Anyway, I’ve been doing my homework and reading up about our local candidates and what they stand for (I don’t think we have to worry too much about the MEPs – it’s all done on proportional representation there, I believe, so you just plump for the party you like best). Locally, the Tories tell us they believe in “local democracy, efficient services at the lowest possible cost”, while Labour believes that “local people and communities possess the ingenuity and common sense to run their own affairs,” and the Lib Dems would like to see “a freer Britain, where people and communities are able to exercise real political power on their own behalf”.

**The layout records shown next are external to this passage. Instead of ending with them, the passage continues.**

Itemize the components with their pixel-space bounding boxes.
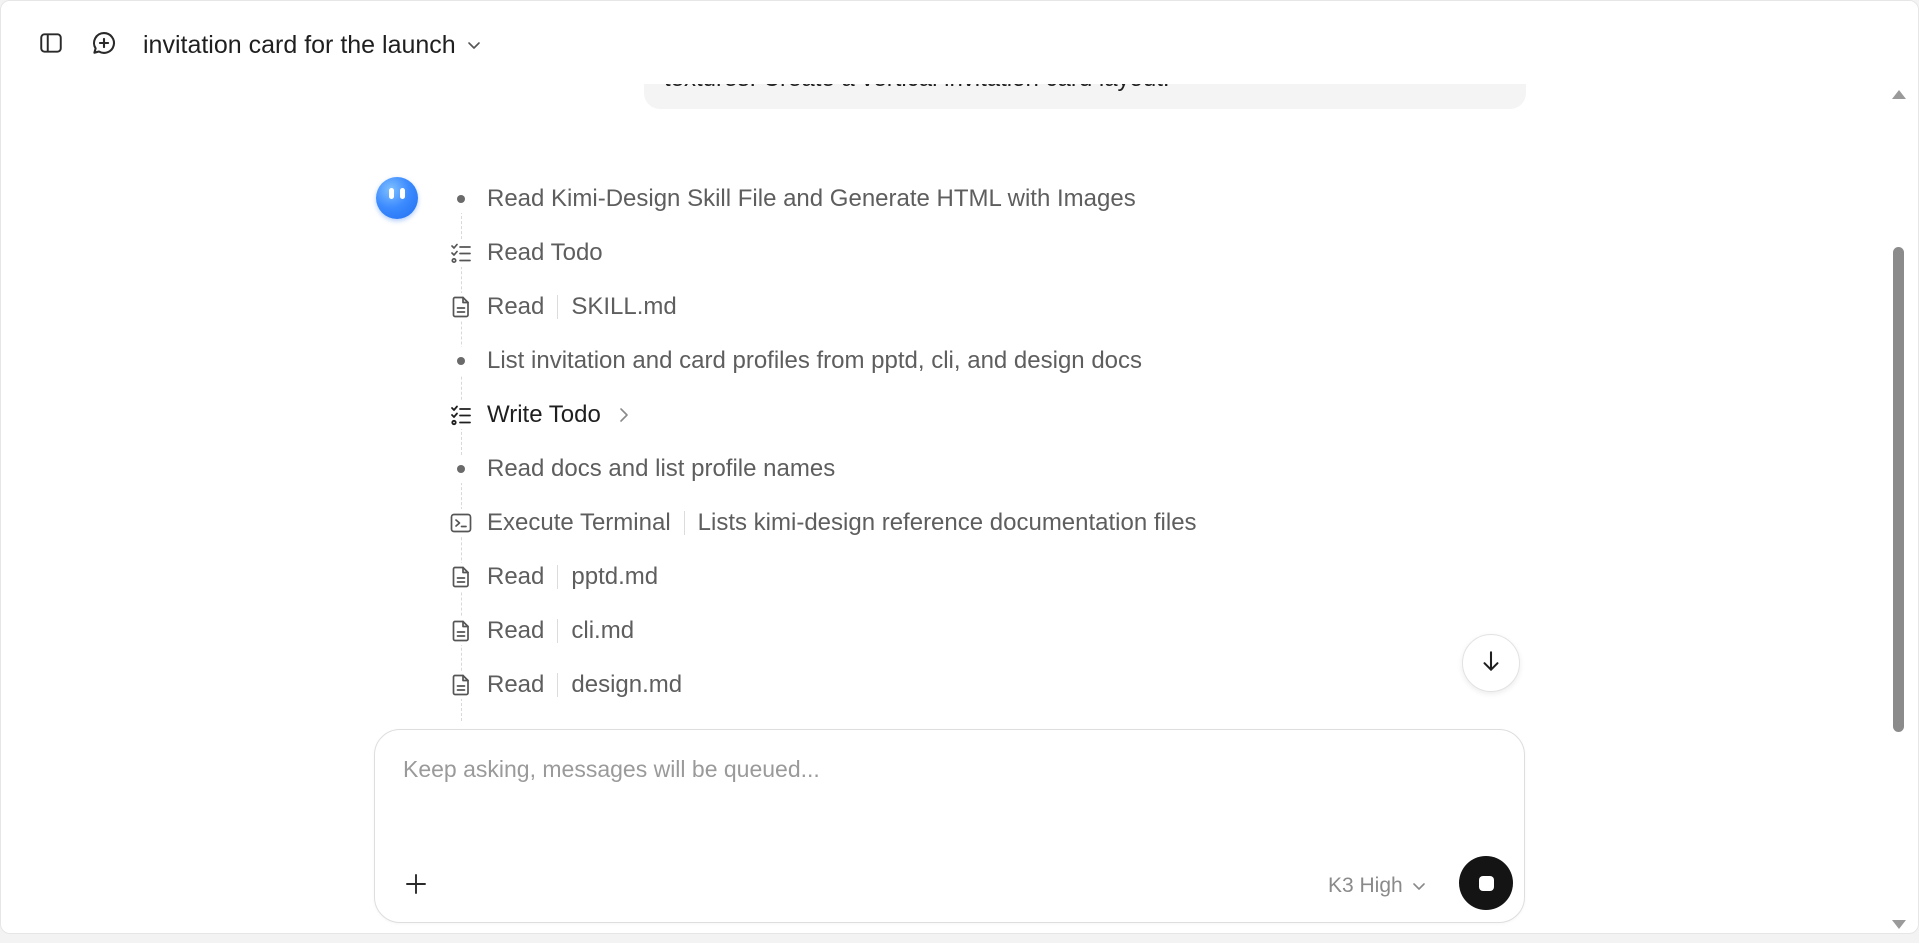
step-label: Read [487, 293, 545, 320]
separator [557, 619, 559, 643]
timeline-item-step: Read docs and list profile names [447, 453, 835, 485]
step-detail: Lists kimi-design reference documentatio… [697, 509, 1197, 536]
sidebar-toggle-button[interactable] [33, 27, 69, 63]
avatar-eye-left [389, 188, 394, 199]
header: invitation card for the launch [1, 1, 1918, 84]
separator [683, 511, 685, 535]
timeline-item-read-file[interactable]: Read design.md [447, 669, 682, 701]
file-icon [447, 563, 475, 591]
avatar-eye-right [400, 188, 405, 199]
scroll-down-arrow-icon[interactable] [1892, 920, 1906, 929]
scroll-to-bottom-button[interactable] [1462, 634, 1520, 692]
file-icon [447, 293, 475, 321]
timeline-item-read-file[interactable]: Read cli.md [447, 615, 634, 647]
new-chat-button[interactable] [86, 27, 122, 63]
plus-icon [404, 872, 428, 901]
file-icon [447, 617, 475, 645]
terminal-icon [447, 509, 475, 537]
step-detail: pptd.md [571, 563, 659, 590]
step-label: Execute Terminal [487, 509, 671, 536]
timeline-item-execute-terminal[interactable]: Execute Terminal Lists kimi-design refer… [447, 507, 1197, 539]
conversation-title-dropdown[interactable]: invitation card for the launch [143, 27, 482, 63]
timeline-item-read-file[interactable]: Read pptd.md [447, 561, 658, 593]
sidebar-toggle-icon [38, 30, 64, 61]
bullet-dot-icon [447, 185, 475, 213]
timeline-item-step: Read Kimi-Design Skill File and Generate… [447, 183, 1136, 215]
chevron-right-icon [617, 407, 631, 423]
timeline-item-step: List invitation and card profiles from p… [447, 345, 1142, 377]
scrollbar-thumb[interactable] [1893, 247, 1904, 732]
step-label: Read [487, 563, 545, 590]
step-label: List invitation and card profiles from p… [487, 347, 1143, 374]
chevron-down-icon [1411, 878, 1427, 894]
model-label: K3 High [1328, 874, 1403, 897]
step-label: Read Todo [487, 239, 603, 266]
chevron-down-icon [466, 37, 482, 53]
message-input[interactable] [401, 748, 1495, 790]
step-label: Read Kimi-Design Skill File and Generate… [487, 185, 1136, 212]
assistant-avatar [376, 177, 418, 219]
stop-icon [1478, 875, 1494, 891]
app-window: invitation card for the launch textures.… [0, 0, 1919, 934]
arrow-down-icon [1478, 648, 1504, 679]
model-selector[interactable]: K3 High [1328, 869, 1427, 903]
message-composer: K3 High [374, 729, 1525, 923]
timeline-item-read-todo: Read Todo [447, 237, 603, 269]
conversation-title: invitation card for the launch [143, 30, 456, 59]
checklist-icon [447, 239, 475, 267]
separator [557, 295, 559, 319]
attach-button[interactable] [399, 869, 433, 903]
new-chat-icon [90, 29, 118, 62]
bullet-dot-icon [447, 455, 475, 483]
step-detail: design.md [571, 671, 683, 698]
stop-generation-button[interactable] [1459, 856, 1513, 910]
step-label: Read docs and list profile names [487, 455, 836, 482]
scroll-up-arrow-icon[interactable] [1892, 90, 1906, 99]
scrollbar[interactable] [1887, 84, 1911, 933]
timeline-item-write-todo[interactable]: Write Todo [447, 399, 631, 431]
bullet-dot-icon [447, 347, 475, 375]
step-detail: cli.md [571, 617, 635, 644]
step-label: Read [487, 671, 545, 698]
step-detail: SKILL.md [571, 293, 677, 320]
timeline-item-read-file[interactable]: Read SKILL.md [447, 291, 677, 323]
file-icon [447, 671, 475, 699]
separator [557, 673, 559, 697]
checklist-icon [447, 401, 475, 429]
step-label: Write Todo [487, 401, 601, 428]
separator [557, 565, 559, 589]
step-label: Read [487, 617, 545, 644]
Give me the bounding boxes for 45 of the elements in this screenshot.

Which sounds a lot like the others to me.

Or maybe I’m missing something…

Anyway, I will be going to the polling station tomorrow, and I know who I’ll be voting for (however that’s between me and my ballot paper, which is just as it should be).



See you there.


This week, I’ve been watching…
The Unsellables – another TV property programme, as if we needed one – with our family friend, John Rennie and Kirstie Alsopp’s younger sister, Sofie. Once you get over being mesmerised by John’s particularly mobile eyebrows and wondered idly whether in fact it's Nigella Lawson Sofie's related to, rather than Kirstie, it is actually quite entertaining, and Sofie is considerably more charming (in my opinion) and smiley than her bossy older sister. The formula is this: they visit a house that the owner can’t sell, Sofie wrinkles her delicate ski-slope nose at their d├ęcor and the number of stuffed toys in the bedroom, does a bit of tidying and gets the decorators in while John gets a feel for the neighbourhood and put the estate agent right on one or two things…
11am weekdays on BBC1, if you’re interested.